Applications of a novel model-based real-time observer for electron density profile control experiments in TCV
F. Pastore, O. Sauter, F. Felici, D. Kropackova, A. Balestri, C. Galperti, O. Kudlacek, K. Lee, A. Pau, T. Ravensbergen, S. Van Mulders, B. Vincent, N. M. T. Vu, the TCV team, the EUROfusion Tokamak Exploitation Team
Abstract
Real-time control of tokamak plasmas encompasses sustaining a high-performance stationary state, avoiding disruptions, and managing ramp-up and ramp-down phases. Real-time estimation and control of electron density is fundamental for monitoring and controlling particle confinement, heating efficiency, exhaust conditions, impurity concentration, fusion power, and proximity to the density limit. Building on the integration of a multi-rate observer based on RAPDENS into the TCV control system, this study explores its application to density profile control for detachment studies, ECH, and NBH L-mode plasmas, and high-performance H-mode scenarios.
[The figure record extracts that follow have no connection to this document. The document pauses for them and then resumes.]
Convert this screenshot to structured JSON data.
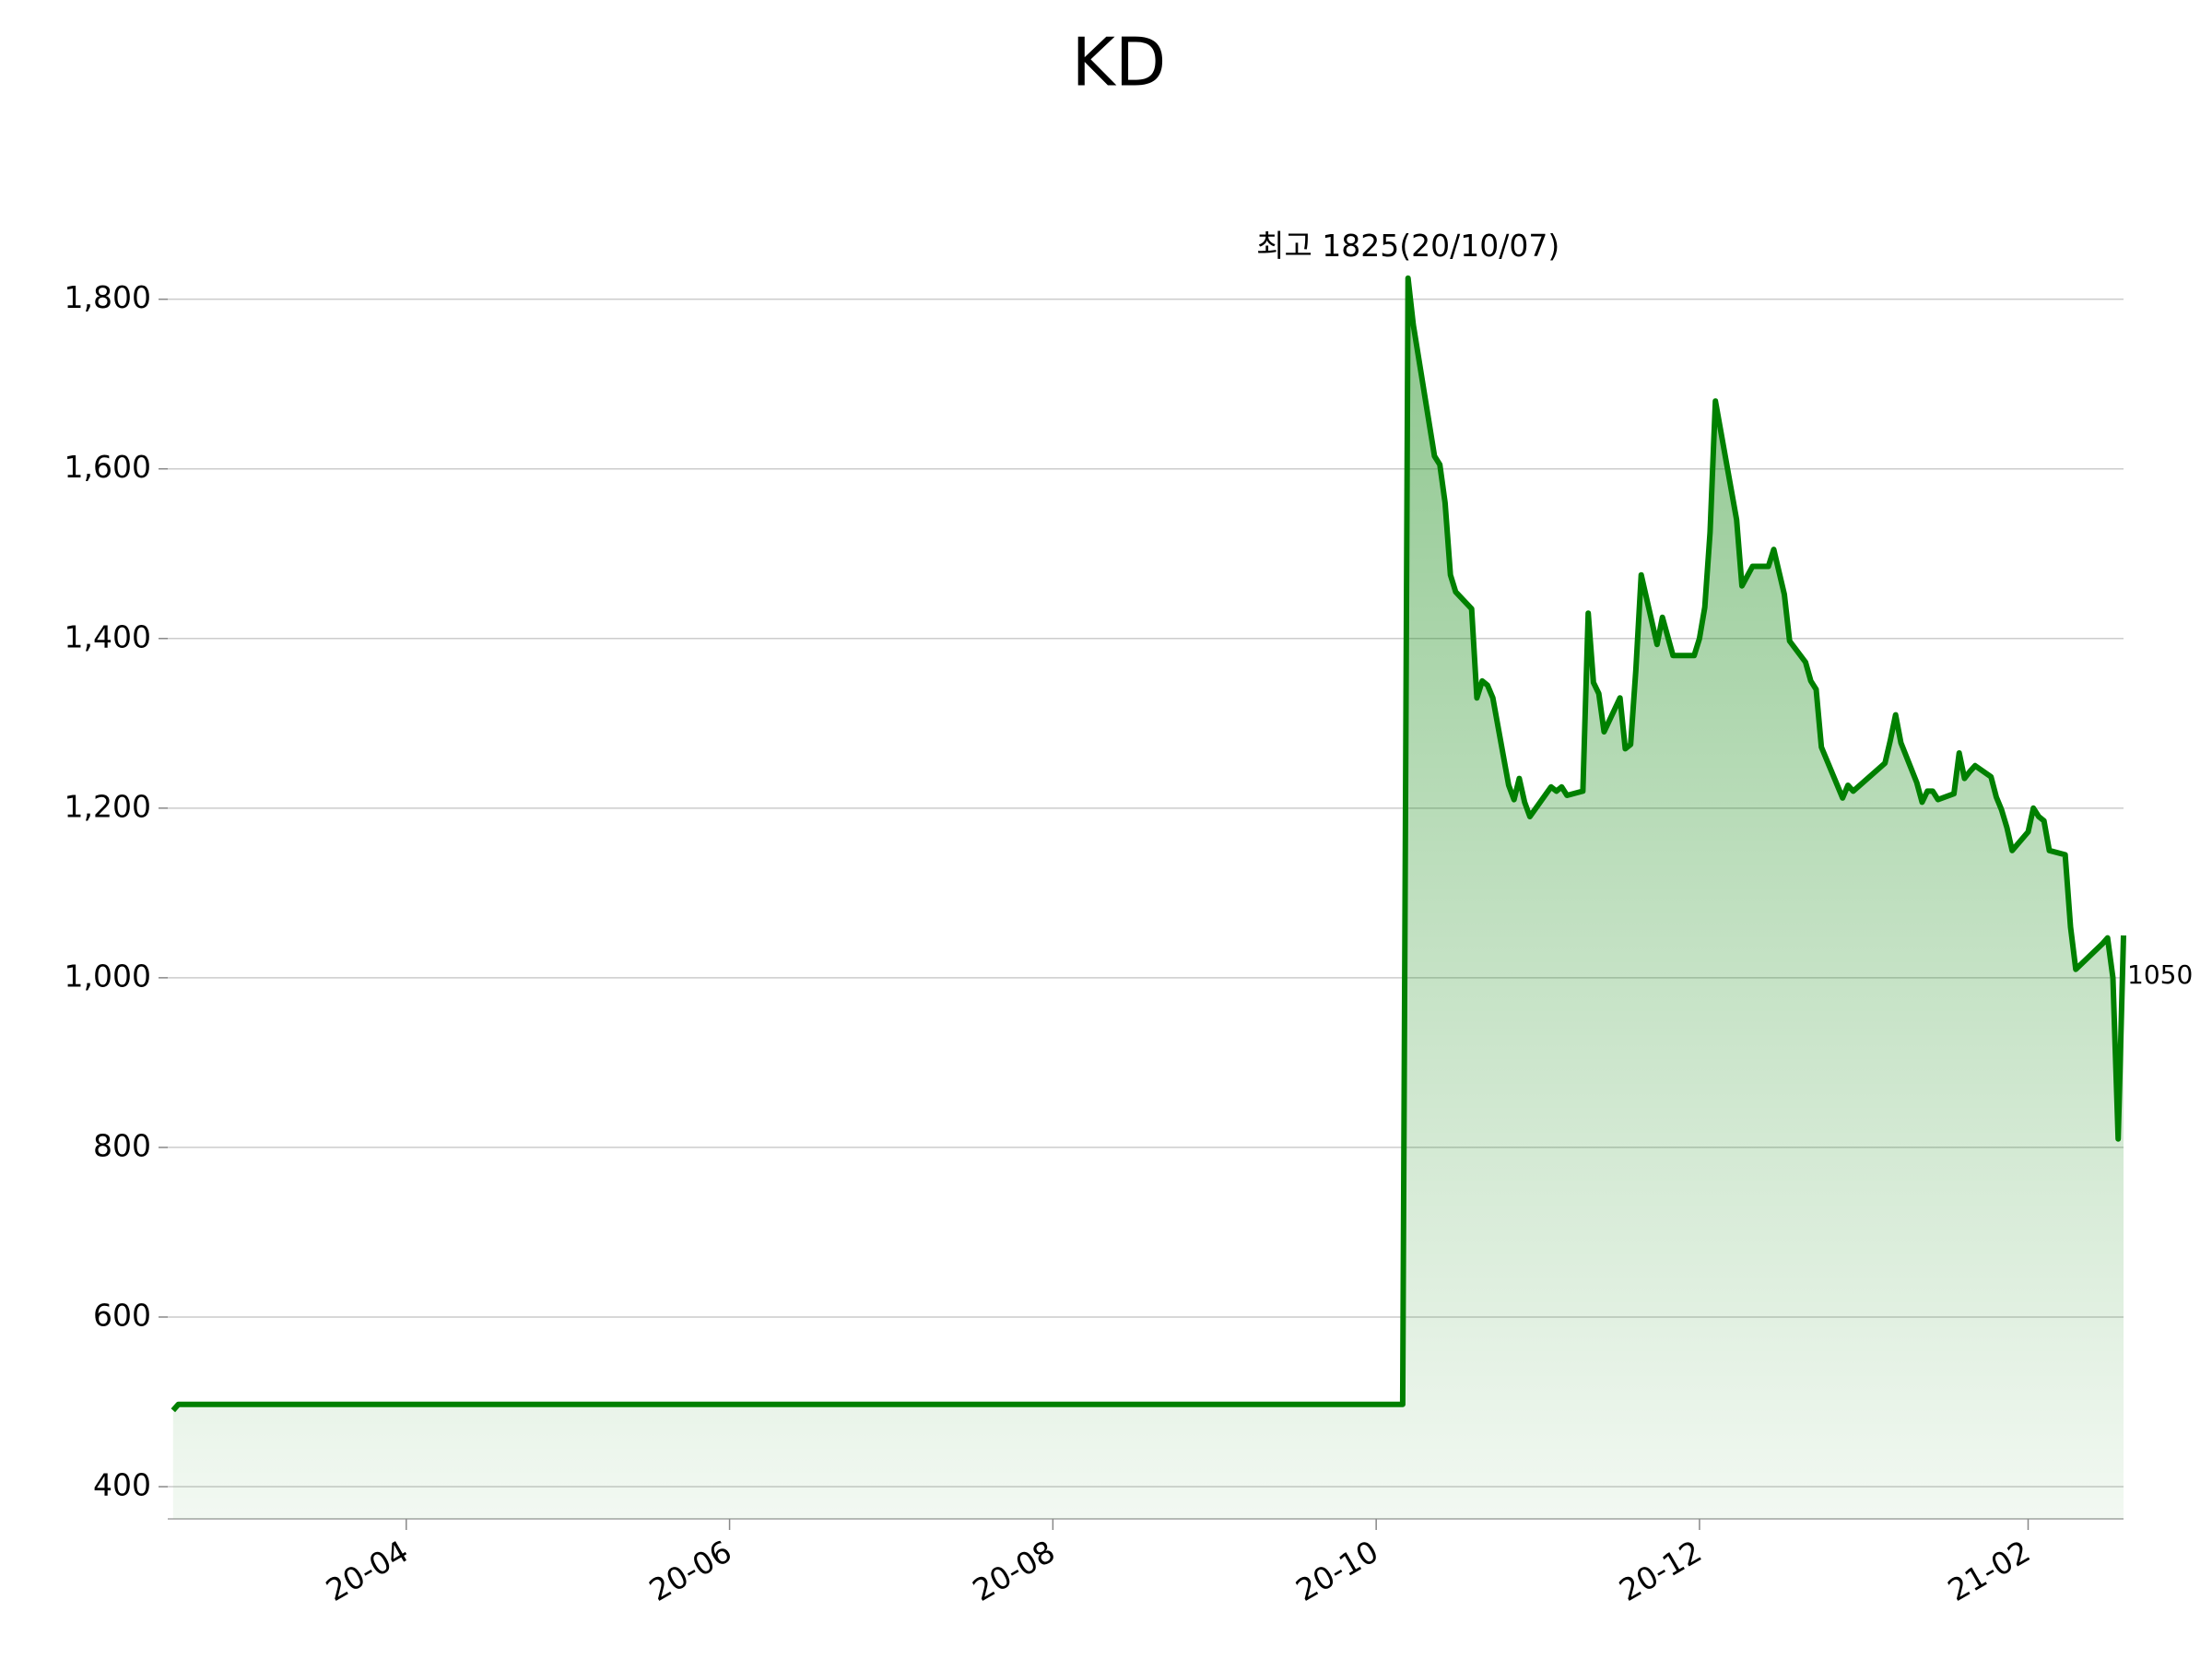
{
  "chart_data": {
    "type": "line",
    "title": "KD",
    "x": [
      "2020-02-17",
      "2020-02-18",
      "2020-10-06",
      "2020-10-07",
      "2020-10-08",
      "2020-10-12",
      "2020-10-13",
      "2020-10-14",
      "2020-10-15",
      "2020-10-16",
      "2020-10-19",
      "2020-10-20",
      "2020-10-21",
      "2020-10-22",
      "2020-10-23",
      "2020-10-26",
      "2020-10-27",
      "2020-10-28",
      "2020-10-29",
      "2020-10-30",
      "2020-11-03",
      "2020-11-04",
      "2020-11-05",
      "2020-11-06",
      "2020-11-09",
      "2020-11-10",
      "2020-11-11",
      "2020-11-12",
      "2020-11-13",
      "2020-11-16",
      "2020-11-17",
      "2020-11-18",
      "2020-11-19",
      "2020-11-20",
      "2020-11-23",
      "2020-11-24",
      "2020-11-26",
      "2020-11-30",
      "2020-12-01",
      "2020-12-02",
      "2020-12-03",
      "2020-12-04",
      "2020-12-08",
      "2020-12-09",
      "2020-12-11",
      "2020-12-14",
      "2020-12-15",
      "2020-12-17",
      "2020-12-18",
      "2020-12-21",
      "2020-12-22",
      "2020-12-23",
      "2020-12-24",
      "2020-12-28",
      "2020-12-29",
      "2020-12-30",
      "2021-01-05",
      "2021-01-06",
      "2021-01-07",
      "2021-01-08",
      "2021-01-11",
      "2021-01-12",
      "2021-01-13",
      "2021-01-14",
      "2021-01-15",
      "2021-01-18",
      "2021-01-19",
      "2021-01-20",
      "2021-01-21",
      "2021-01-22",
      "2021-01-25",
      "2021-01-26",
      "2021-01-27",
      "2021-01-28",
      "2021-01-29",
      "2021-02-01",
      "2021-02-02",
      "2021-02-03",
      "2021-02-04",
      "2021-02-05",
      "2021-02-08",
      "2021-02-09",
      "2021-02-10",
      "2021-02-15",
      "2021-02-16",
      "2021-02-17",
      "2021-02-18",
      "2021-02-19"
    ],
    "series": [
      {
        "color": "#008000",
        "values": [
          490,
          497,
          497,
          1825,
          1770,
          1615,
          1605,
          1560,
          1475,
          1455,
          1435,
          1330,
          1350,
          1345,
          1330,
          1227,
          1210,
          1235,
          1207,
          1190,
          1225,
          1220,
          1225,
          1215,
          1220,
          1430,
          1348,
          1335,
          1290,
          1330,
          1270,
          1275,
          1363,
          1475,
          1393,
          1425,
          1380,
          1380,
          1400,
          1437,
          1525,
          1680,
          1540,
          1462,
          1485,
          1485,
          1505,
          1452,
          1397,
          1372,
          1350,
          1340,
          1272,
          1212,
          1227,
          1220,
          1253,
          1280,
          1310,
          1277,
          1230,
          1207,
          1220,
          1220,
          1210,
          1217,
          1265,
          1235,
          1243,
          1250,
          1237,
          1213,
          1198,
          1177,
          1150,
          1172,
          1200,
          1190,
          1185,
          1150,
          1145,
          1060,
          1010,
          1040,
          1047,
          1000,
          810,
          1050
        ]
      }
    ],
    "annotations": [
      {
        "text": "최고 1825(20/10/07)",
        "color": "#ff0000"
      }
    ],
    "xlim": [
      "2020-02-16",
      "2021-02-19"
    ],
    "xticks": [
      {
        "value": "2020-04-01",
        "label": "20-04"
      },
      {
        "value": "2020-06-01",
        "label": "20-06"
      },
      {
        "value": "2020-08-01",
        "label": "20-08"
      },
      {
        "value": "2020-10-01",
        "label": "20-10"
      },
      {
        "value": "2020-12-01",
        "label": "20-12"
      },
      {
        "value": "2021-02-01",
        "label": "21-02"
      }
    ],
    "ylim": [
      362,
      1892
    ],
    "yticks": [
      {
        "value": 400,
        "label": "400"
      },
      {
        "value": 600,
        "label": "600"
      },
      {
        "value": 800,
        "label": "800"
      },
      {
        "value": 1000,
        "label": "1,000"
      },
      {
        "value": 1200,
        "label": "1,200"
      },
      {
        "value": 1400,
        "label": "1,400"
      },
      {
        "value": 1600,
        "label": "1,600"
      },
      {
        "value": 1800,
        "label": "1,800"
      }
    ],
    "grid": true
  }
}
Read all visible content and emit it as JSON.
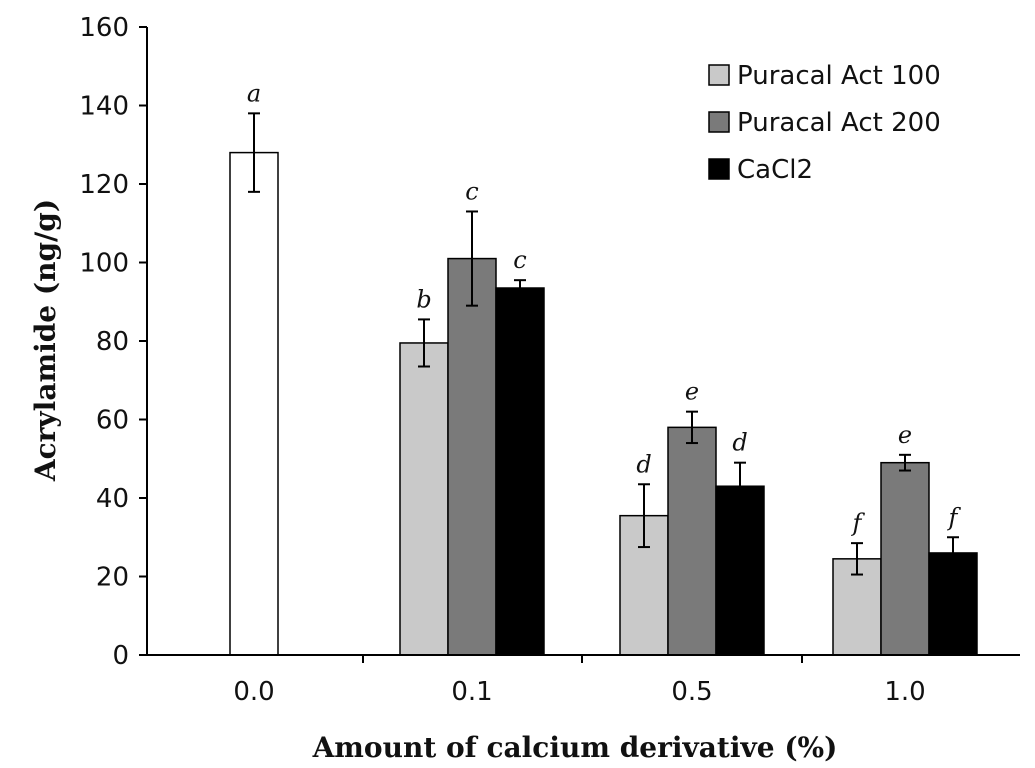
{
  "chart_data": {
    "type": "bar",
    "xlabel": "Amount of calcium derivative (%)",
    "ylabel": "Acrylamide (ng/g)",
    "ylim": [
      0,
      160
    ],
    "yticks": [
      0,
      20,
      40,
      60,
      80,
      100,
      120,
      140,
      160
    ],
    "categories": [
      "0.0",
      "0.1",
      "0.5",
      "1.0"
    ],
    "grid": false,
    "legend_position": "top-right",
    "control": {
      "category": "0.0",
      "value": 128,
      "error": 10,
      "letter": "a",
      "color": "#ffffff"
    },
    "series": [
      {
        "name": "Puracal Act 100",
        "color": "#c9c9c9",
        "values": [
          null,
          79.5,
          35.5,
          24.5
        ],
        "errors": [
          null,
          6,
          8,
          4
        ],
        "letters": [
          null,
          "b",
          "d",
          "f"
        ]
      },
      {
        "name": "Puracal Act 200",
        "color": "#7a7a7a",
        "values": [
          null,
          101,
          58,
          49
        ],
        "errors": [
          null,
          12,
          4,
          2
        ],
        "letters": [
          null,
          "c",
          "e",
          "e"
        ]
      },
      {
        "name": "CaCl2",
        "color": "#000000",
        "values": [
          null,
          93.5,
          43,
          26
        ],
        "errors": [
          null,
          2,
          6,
          4
        ],
        "letters": [
          null,
          "c",
          "d",
          "f"
        ]
      }
    ]
  }
}
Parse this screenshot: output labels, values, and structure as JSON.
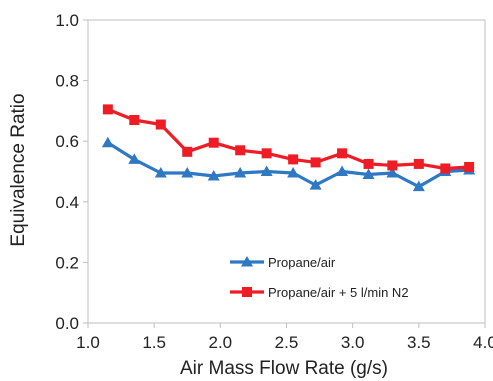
{
  "chart_data": {
    "type": "line",
    "xlabel": "Air Mass Flow Rate (g/s)",
    "ylabel": "Equivalence Ratio",
    "xlim": [
      1.0,
      4.0
    ],
    "ylim": [
      0.0,
      1.0
    ],
    "xticks": [
      "1.0",
      "1.5",
      "2.0",
      "2.5",
      "3.0",
      "3.5",
      "4.0"
    ],
    "yticks": [
      "0.0",
      "0.2",
      "0.4",
      "0.6",
      "0.8",
      "1.0"
    ],
    "grid": false,
    "legend_position": "bottom-right inside",
    "series": [
      {
        "name": "Propane/air",
        "color": "#2f78c4",
        "marker": "triangle",
        "x": [
          1.15,
          1.35,
          1.55,
          1.75,
          1.95,
          2.15,
          2.35,
          2.55,
          2.72,
          2.92,
          3.12,
          3.3,
          3.5,
          3.7,
          3.88
        ],
        "values": [
          0.595,
          0.54,
          0.495,
          0.495,
          0.485,
          0.495,
          0.5,
          0.495,
          0.455,
          0.5,
          0.49,
          0.495,
          0.45,
          0.5,
          0.505
        ]
      },
      {
        "name": "Propane/air + 5 l/min N2",
        "color": "#ee1c25",
        "marker": "square",
        "x": [
          1.15,
          1.35,
          1.55,
          1.75,
          1.95,
          2.15,
          2.35,
          2.55,
          2.72,
          2.92,
          3.12,
          3.3,
          3.5,
          3.7,
          3.88
        ],
        "values": [
          0.705,
          0.67,
          0.655,
          0.565,
          0.595,
          0.57,
          0.56,
          0.54,
          0.53,
          0.56,
          0.525,
          0.52,
          0.525,
          0.51,
          0.515
        ]
      }
    ]
  }
}
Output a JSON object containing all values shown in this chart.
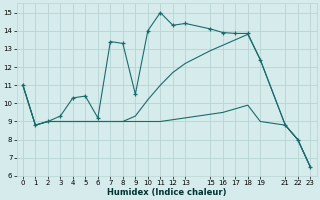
{
  "xlabel": "Humidex (Indice chaleur)",
  "bg_color": "#d6ecec",
  "grid_color": "#b8d4d4",
  "line_color": "#1a6b6b",
  "ylim": [
    6,
    15.5
  ],
  "xlim": [
    -0.5,
    23.5
  ],
  "yticks": [
    6,
    7,
    8,
    9,
    10,
    11,
    12,
    13,
    14,
    15
  ],
  "xtick_vals": [
    0,
    1,
    2,
    3,
    4,
    5,
    6,
    7,
    8,
    9,
    10,
    11,
    12,
    13,
    15,
    16,
    17,
    18,
    19,
    21,
    22,
    23
  ],
  "xtick_labels": [
    "0",
    "1",
    "2",
    "3",
    "4",
    "5",
    "6",
    "7",
    "8",
    "9",
    "10",
    "11",
    "12",
    "13",
    "15",
    "16",
    "17",
    "18",
    "19",
    "21",
    "22",
    "23"
  ],
  "series1": {
    "x": [
      0,
      1,
      2,
      3,
      4,
      5,
      6,
      7,
      8,
      9,
      10,
      11,
      12,
      13,
      15,
      16,
      17,
      18,
      19,
      21,
      22,
      23
    ],
    "y": [
      11.0,
      8.8,
      9.0,
      9.3,
      10.3,
      10.4,
      9.2,
      13.4,
      13.3,
      10.5,
      14.0,
      15.0,
      14.3,
      14.4,
      14.1,
      13.9,
      13.85,
      13.85,
      12.4,
      8.8,
      8.0,
      6.5
    ]
  },
  "series2": {
    "x": [
      0,
      1,
      2,
      6,
      7,
      8,
      9,
      10,
      11,
      12,
      13,
      15,
      16,
      17,
      18,
      19,
      21,
      22,
      23
    ],
    "y": [
      11.0,
      8.8,
      9.0,
      9.0,
      9.0,
      9.0,
      9.0,
      9.0,
      9.0,
      9.1,
      9.2,
      9.4,
      9.5,
      9.7,
      9.9,
      9.0,
      8.8,
      8.0,
      6.5
    ]
  },
  "series3": {
    "x": [
      0,
      1,
      2,
      6,
      7,
      8,
      9,
      10,
      11,
      12,
      13,
      15,
      16,
      17,
      18,
      19,
      21,
      22,
      23
    ],
    "y": [
      11.0,
      8.8,
      9.0,
      9.0,
      9.0,
      9.0,
      9.3,
      10.2,
      11.0,
      11.7,
      12.2,
      12.9,
      13.2,
      13.5,
      13.8,
      12.4,
      8.8,
      8.0,
      6.5
    ]
  }
}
TCV experiments demonstrate the observer's capability to support detachment studies in complex divertor geometries, controlling the line-averaged density within the last-closed flux surface while rejecting interferometer pick-up from Scrap-Off Layer density in the divertor. The estimated density profile enables local control of central density in ECH/NBH L-mode plasmas below cutoff conditions; heating-induced profile peaking modification is treated as a disturbance to the control task. Real-time estimation of time-varying transport coefficients, such as the pinch velocity-to-diffusivity ratio, improves model predictive capabilities, and the underlying turbulent transport is characterized via linear and non-linear gyrokinetic simulations with GENE. Simultaneous control of edge-normalized density and toroidal beta in H-mode plasmas is then demonstrated, yielding good confinement, scenario reproducibility, and a diagnostics-independent edge-density metric, while avoiding density limits and diagnostic faults propagation.